On the clock= question, I have some partial info, but it doesn't seem to mesh completely with everything that others have posted here.
The default in a vanilla 2.6 kernel is for Linux to try clock= options in the order cyclone, hpet, pmtmr, tsc, pit. The cyclone and hpet timers aren't present in a VM. The pmtmr is present, but I think Linux decides not to use it if you turn off ACPI support.
In SuSE SLES9, there is a patch that changes the preference order to put tsc in front of pmtmr. So the effect is that on SLES9 in a VM, you get clock=tsc by default, while in a vanilla 2.6 kernel in a VM you get clock=pmtmr by default.
Between 2.4 and 2.6, some complex code has been added to the routines that are used if clock=tsc. 2.4 didn't have the clock= option, but the code that is now under clock=tsc is what was used on all machines with TSCs. In my testing on SLES9, clock=tsc makes the clock run too fast in a VM. I'm going to have to read the Linux code much more carefully to find out why and whether we can do something to tame it.

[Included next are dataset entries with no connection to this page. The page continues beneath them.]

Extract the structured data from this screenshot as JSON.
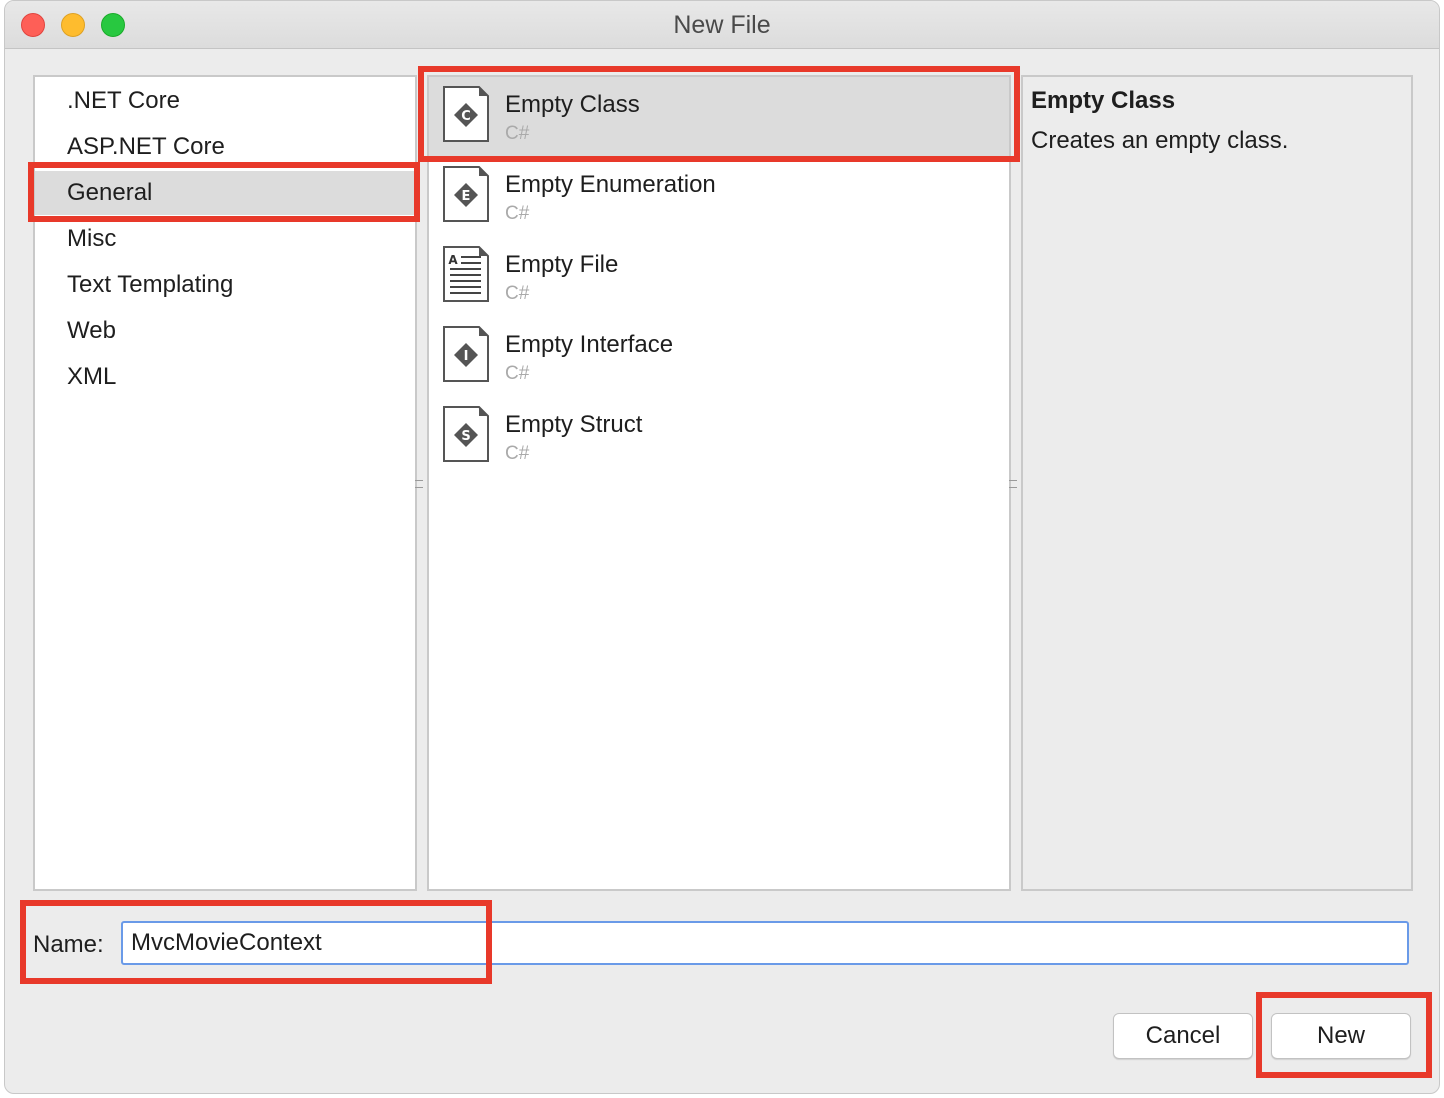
{
  "window": {
    "title": "New File"
  },
  "categories": [
    {
      "label": ".NET Core",
      "selected": false
    },
    {
      "label": "ASP.NET Core",
      "selected": false
    },
    {
      "label": "General",
      "selected": true
    },
    {
      "label": "Misc",
      "selected": false
    },
    {
      "label": "Text Templating",
      "selected": false
    },
    {
      "label": "Web",
      "selected": false
    },
    {
      "label": "XML",
      "selected": false
    }
  ],
  "templates": [
    {
      "name": "Empty Class",
      "language": "C#",
      "icon": "class-file-icon",
      "glyph": "C",
      "selected": true
    },
    {
      "name": "Empty Enumeration",
      "language": "C#",
      "icon": "enum-file-icon",
      "glyph": "E",
      "selected": false
    },
    {
      "name": "Empty File",
      "language": "C#",
      "icon": "text-file-icon",
      "glyph": "A",
      "selected": false
    },
    {
      "name": "Empty Interface",
      "language": "C#",
      "icon": "interface-file-icon",
      "glyph": "I",
      "selected": false
    },
    {
      "name": "Empty Struct",
      "language": "C#",
      "icon": "struct-file-icon",
      "glyph": "S",
      "selected": false
    }
  ],
  "description": {
    "title": "Empty Class",
    "text": "Creates an empty class."
  },
  "name_field": {
    "label": "Name:",
    "value": "MvcMovieContext"
  },
  "buttons": {
    "cancel": "Cancel",
    "new": "New"
  },
  "colors": {
    "highlight": "#e8392a",
    "selection": "#dcdcdc",
    "input_focus": "#6a9ae8"
  }
}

The good news is that my SLES9 VM seems to keep time okay with clock=pmtmr. Using clock=pit should work too (though I haven't tried it yet), but that causes gettimeofday in the VM to be a lot more coarse-grained, so it seems preferable to use pmtmr if it works.
The thing that worries me here is that a previous poster (sindu) reported that using clock=tsc worked better than clock=pmtmr on Debian Sarge with its 2.6.8-1 kernel; however, later he said that clock=pit was still better. I can understand clock=pit being better than clock=tsc, but not why clock=pmtmr was worse than clock=tsc -- that doesn't reproduce for me. Maybe it's because SLES9 uses a 2.6.5-based kernel? Ugh.